Violet entuzjastycznie pokiwała głową, a potem przykucnęła, by objąć swoje urocze bliźniaki.

Henry Devereux, starszy o minutę, był przystojny ponad swoje lata, podczas gdy Nicole Devereux wyglądała jak śliczna laleczka.

Na razie potrafili tylko powiedzieć "Mama".

"Najpierw ich nakarmię, a potem pójdę do firmy na orientację." Violet podniosła Henry'ego i Nicole i usiadła na sofie, by ich nakarmić.

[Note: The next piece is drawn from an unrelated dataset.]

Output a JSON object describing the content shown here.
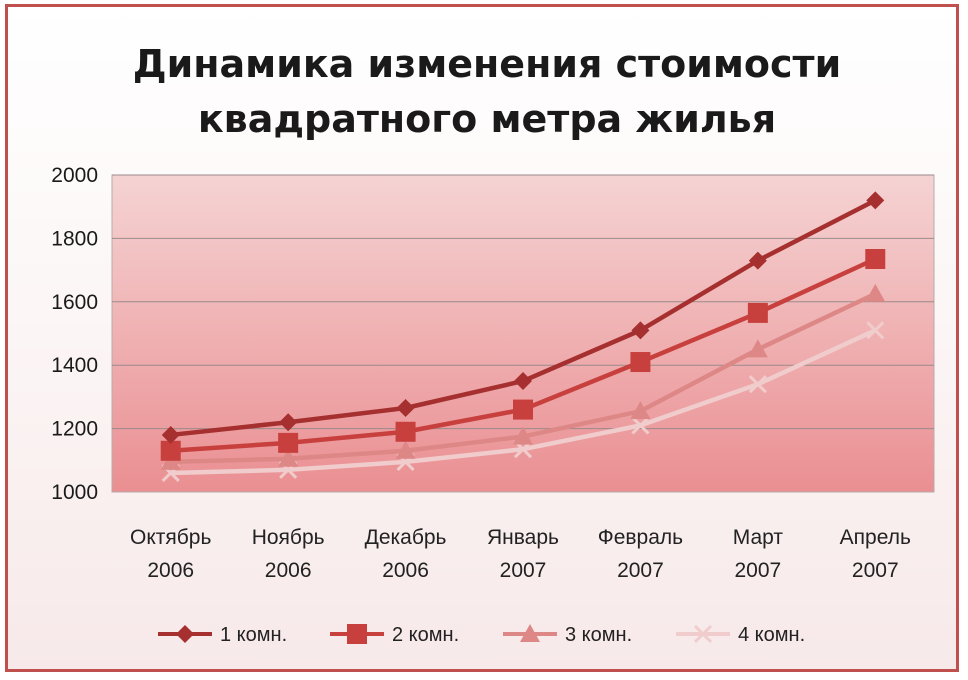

Od urodzenia karmiła piersią, ponieważ mleko modyfikowane było zbyt drogie, a nie chciała obciążać finansowo Hellen.

Na szczęście miała obfity zapas mleka, wystarczający na rok.

Po nakarmieniu dzieci i szybkim zjedzeniu śniadania, Violet chwyciła swoją laktator i ruszyła do firmy.

Nie spodziewała się, że firma projektowa będzie miała siedzibę w budynku Grupy Hall.

Mogła tam spotkać Brady'ego!

Ale Violet bardzo potrzebowała tej pracy, więc zebrała odwagę i weszła do budynku na orientację.

Jeśli spotka Brady'ego, po prostu go unika.

Biorąc głęboki oddech, Violet weszła do wysokiego budynku, nacisnęła przycisk windy i przygotowała się do jazdy na 10. piętro do firmy projektowej.

Nagle zrobiło się zamieszanie. Pojawiła się grupa nienagannie ubranych mężczyzn i ruszyła w jej stronę.

Na czele szedł przystojny mężczyzna, Brady. Gdy tylko się pojawił, wszystkie kobiety wokół westchnęły i zakryły usta, walcząc z chęcią krzyku.

W końcu Brady był ideałem.

Kobiety w Nowym Mieście Przyszłości nie mogły mu się oprzeć.

Violet kiedyś też nie była wyjątkiem, ale teraz w ogóle jej nie interesował.

Wiedziała, że nie ma powodu, by się nią interesował. Zawsze obwiniał ją za tamto zdarzenie.

Więc chciała go po prostu unikać.

Pogrążona w myślach, Violet zauważyła parę długich nóg, które weszły, towarzyszył im znajomy zapach perfum.

To był Brady!

Instynktownie próbowała uciec z windy. Nie mogła pozwolić, by Brady ją zobaczył.

Ale gdy tylko miała wyjść, drzwi windy zamknęły się.

Desperacja ogarnęła Violet, gdy zakryła twarz, mając nadzieję, że pozostanie niezauważona. Niestety, bystre oczy Brady'ego szybko ją dostrzegły.

Powietrze w windzie stało się lodowate. Wzrok Brady'ego przeszywał delikatną twarz Violet, przywołując wspomnienia tamtej intensywnej nocy sprzed roku.

"Violet, co tu robisz? Co knujesz tym razem?" Brady zapytał chłodno.